During COMP II, CAB Analyst confirmed Licensee and Administrator’s understanding of following areas:
1. Facility Operation: License type, client/resident populations, and program
2. Staff Qualifications and responsibilities
3. Applicant and Administrator Qualifications
4. Program Policy: Abuse, admission agreement, medication management, reporting incidents to CCL,
restricted & prohibited conditions
5. Grievances, Complaints, Community resources
6. Physical Plant and Food Service
7. Application Document Review and Technical Assistance: Criminal Record Clearance, Health
Screening, Fire Clearance, First Aid/CPR Certificate, Administrator Certificate, Financial Verification,
Pre-licensing Inspection, Compliance History and Control of property.

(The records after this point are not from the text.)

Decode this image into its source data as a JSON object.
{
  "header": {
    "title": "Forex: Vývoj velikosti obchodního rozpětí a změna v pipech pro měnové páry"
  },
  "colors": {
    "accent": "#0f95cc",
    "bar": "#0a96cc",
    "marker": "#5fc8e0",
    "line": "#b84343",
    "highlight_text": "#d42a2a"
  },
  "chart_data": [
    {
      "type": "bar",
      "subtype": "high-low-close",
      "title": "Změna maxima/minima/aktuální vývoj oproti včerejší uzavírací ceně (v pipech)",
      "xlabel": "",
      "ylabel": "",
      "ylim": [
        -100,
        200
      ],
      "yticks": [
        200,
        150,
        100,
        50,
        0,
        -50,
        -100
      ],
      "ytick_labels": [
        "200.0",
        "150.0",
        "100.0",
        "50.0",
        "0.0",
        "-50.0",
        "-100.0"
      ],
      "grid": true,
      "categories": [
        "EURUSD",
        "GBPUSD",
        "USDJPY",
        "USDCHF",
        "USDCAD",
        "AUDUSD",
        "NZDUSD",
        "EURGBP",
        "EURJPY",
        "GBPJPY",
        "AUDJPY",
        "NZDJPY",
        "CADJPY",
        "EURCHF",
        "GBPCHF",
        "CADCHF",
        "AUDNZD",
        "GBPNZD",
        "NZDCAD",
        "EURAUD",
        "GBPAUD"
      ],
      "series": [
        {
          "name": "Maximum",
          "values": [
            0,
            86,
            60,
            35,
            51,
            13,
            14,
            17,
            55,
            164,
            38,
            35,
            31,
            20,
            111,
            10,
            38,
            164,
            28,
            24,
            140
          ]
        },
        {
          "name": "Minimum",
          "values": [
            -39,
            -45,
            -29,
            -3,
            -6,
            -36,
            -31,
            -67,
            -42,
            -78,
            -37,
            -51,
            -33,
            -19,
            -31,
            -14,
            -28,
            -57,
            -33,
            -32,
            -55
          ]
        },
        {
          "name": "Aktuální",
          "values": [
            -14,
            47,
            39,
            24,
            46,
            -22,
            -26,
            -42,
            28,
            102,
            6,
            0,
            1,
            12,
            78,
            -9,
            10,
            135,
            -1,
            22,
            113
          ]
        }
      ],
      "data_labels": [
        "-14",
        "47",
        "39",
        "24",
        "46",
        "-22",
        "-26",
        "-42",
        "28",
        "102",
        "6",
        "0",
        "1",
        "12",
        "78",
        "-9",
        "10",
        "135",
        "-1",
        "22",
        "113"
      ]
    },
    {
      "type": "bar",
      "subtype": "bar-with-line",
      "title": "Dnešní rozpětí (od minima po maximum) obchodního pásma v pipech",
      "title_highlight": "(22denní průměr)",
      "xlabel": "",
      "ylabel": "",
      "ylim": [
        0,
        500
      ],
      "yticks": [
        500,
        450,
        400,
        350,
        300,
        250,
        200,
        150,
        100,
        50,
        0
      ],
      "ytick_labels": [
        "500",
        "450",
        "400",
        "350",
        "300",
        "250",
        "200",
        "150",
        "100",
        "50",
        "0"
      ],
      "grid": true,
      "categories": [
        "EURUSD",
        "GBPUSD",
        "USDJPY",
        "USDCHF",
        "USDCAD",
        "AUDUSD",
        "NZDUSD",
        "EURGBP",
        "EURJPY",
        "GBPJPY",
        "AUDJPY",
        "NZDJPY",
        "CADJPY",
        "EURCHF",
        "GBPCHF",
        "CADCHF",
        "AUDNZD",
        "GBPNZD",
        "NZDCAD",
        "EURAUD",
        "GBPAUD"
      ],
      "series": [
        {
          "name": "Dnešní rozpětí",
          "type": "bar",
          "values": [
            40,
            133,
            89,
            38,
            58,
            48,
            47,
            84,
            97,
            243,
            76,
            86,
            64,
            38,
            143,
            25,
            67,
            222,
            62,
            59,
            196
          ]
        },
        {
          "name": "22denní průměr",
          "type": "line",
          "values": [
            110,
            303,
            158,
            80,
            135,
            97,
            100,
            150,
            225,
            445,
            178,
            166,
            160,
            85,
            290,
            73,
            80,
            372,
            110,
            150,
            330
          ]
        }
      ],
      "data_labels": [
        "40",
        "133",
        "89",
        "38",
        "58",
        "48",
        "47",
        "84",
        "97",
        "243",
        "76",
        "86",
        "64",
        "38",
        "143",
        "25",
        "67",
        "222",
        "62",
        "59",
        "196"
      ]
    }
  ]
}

Interviewed concluded with Licensee and Administrator. LIC 809 will be sent via email PDF to Administrator.

SUPERVISORS NAME: Darla Neeley
LICENSING EVALUATOR NAME: Celia Phomphachanh
LICENSING EVALUATOR SIGNATURE: DATE: 12/02/2021
I acknowledge receipt of this form and understand my licensing appeal rights as explained and received.
FACILITY REPRESENTATIVE SIGNATURE: DATE: 12/02/2021
This report must be available at Child Care and Group Home facilities for public review for 3 years.